Knowing when to pull the trigger on a deal is not always easy. Most people want the best possible deal, and by trying to continue to negotiate after a fair offer is made, they may miss out on the opportunity if the other party pulls it.
Here’s a comment from Mike Mann on Facebook yesterday afternoon after he gave what he deemed “a super duper low price” for a domain name his company owned and was motivated to sell:
“Live by the sword. People wanted to buy ResponsiblePower.com from me, I offered a super duper low price to get rid of it and move on, then they kept negotiating and being annoying, now its priced on the site tenfold.”
I don’t totally understand this tactic if the goal is to churn the domain name. I can’t imagine that I would ever pay 10x the asking price because I tried to get a better deal. In my opinion, it seems most likely that the prospective buyer will walk away angry and the deal is lost. Perhaps a humble apology would get Mike to reconsider, but who knows.

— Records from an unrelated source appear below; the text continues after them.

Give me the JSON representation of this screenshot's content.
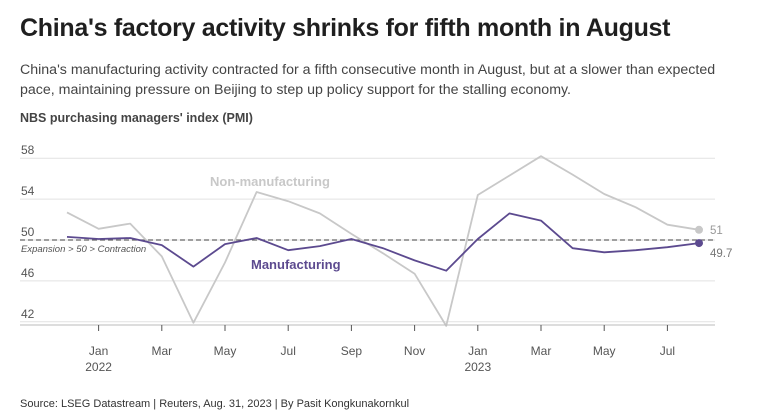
{
  "header": {
    "title": "China's factory activity shrinks for fifth month in August",
    "subtitle": "China's manufacturing activity contracted for a fifth consecutive month in August, but at a slower than expected pace, maintaining pressure on Beijing to step up policy support for the stalling economy."
  },
  "footer": {
    "source": "Source: LSEG Datastream | Reuters, Aug. 31, 2023 | By Pasit Kongkunakornkul"
  },
  "chart_data": {
    "type": "line",
    "ylabel": "NBS purchasing managers' index (PMI)",
    "ylim": [
      41,
      59
    ],
    "yticks": [
      42,
      46,
      50,
      54,
      58
    ],
    "x": [
      "2021-12",
      "2022-01",
      "2022-02",
      "2022-03",
      "2022-04",
      "2022-05",
      "2022-06",
      "2022-07",
      "2022-08",
      "2022-09",
      "2022-10",
      "2022-11",
      "2022-12",
      "2023-01",
      "2023-02",
      "2023-03",
      "2023-04",
      "2023-05",
      "2023-06",
      "2023-07",
      "2023-08"
    ],
    "xticks": [
      {
        "label": "Jan",
        "year": "2022",
        "index": 1
      },
      {
        "label": "Mar",
        "index": 3
      },
      {
        "label": "May",
        "index": 5
      },
      {
        "label": "Jul",
        "index": 7
      },
      {
        "label": "Sep",
        "index": 9
      },
      {
        "label": "Nov",
        "index": 11
      },
      {
        "label": "Jan",
        "year": "2023",
        "index": 13
      },
      {
        "label": "Mar",
        "index": 15
      },
      {
        "label": "May",
        "index": 17
      },
      {
        "label": "Jul",
        "index": 19
      }
    ],
    "reference_line": {
      "value": 50,
      "label": "Expansion > 50 > Contraction"
    },
    "grid": true,
    "series": [
      {
        "name": "Non-manufacturing",
        "color": "#c8c8c8",
        "values": [
          52.7,
          51.1,
          51.6,
          48.4,
          41.9,
          47.8,
          54.7,
          53.8,
          52.6,
          50.6,
          48.7,
          46.7,
          41.6,
          54.4,
          56.3,
          58.2,
          56.4,
          54.5,
          53.2,
          51.5,
          51.0
        ],
        "end_label": "51"
      },
      {
        "name": "Manufacturing",
        "color": "#5c4a8f",
        "values": [
          50.3,
          50.1,
          50.2,
          49.5,
          47.4,
          49.6,
          50.2,
          49.0,
          49.4,
          50.1,
          49.2,
          48.0,
          47.0,
          50.1,
          52.6,
          51.9,
          49.2,
          48.8,
          49.0,
          49.3,
          49.7
        ],
        "end_label": "49.7"
      }
    ]
  }
}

As an observer, it is another reminder that a good deal may be fleeting and it’s better to potentially overpay by a bit than risk losing the deal. This is especially important if the domain name is being acquired to be used for a specific project.
Yes, I’ve written about this a number of times, but it is something I have done and regretted more than once. I think this is a good reminder to not over-negotiate when a fair offer is made.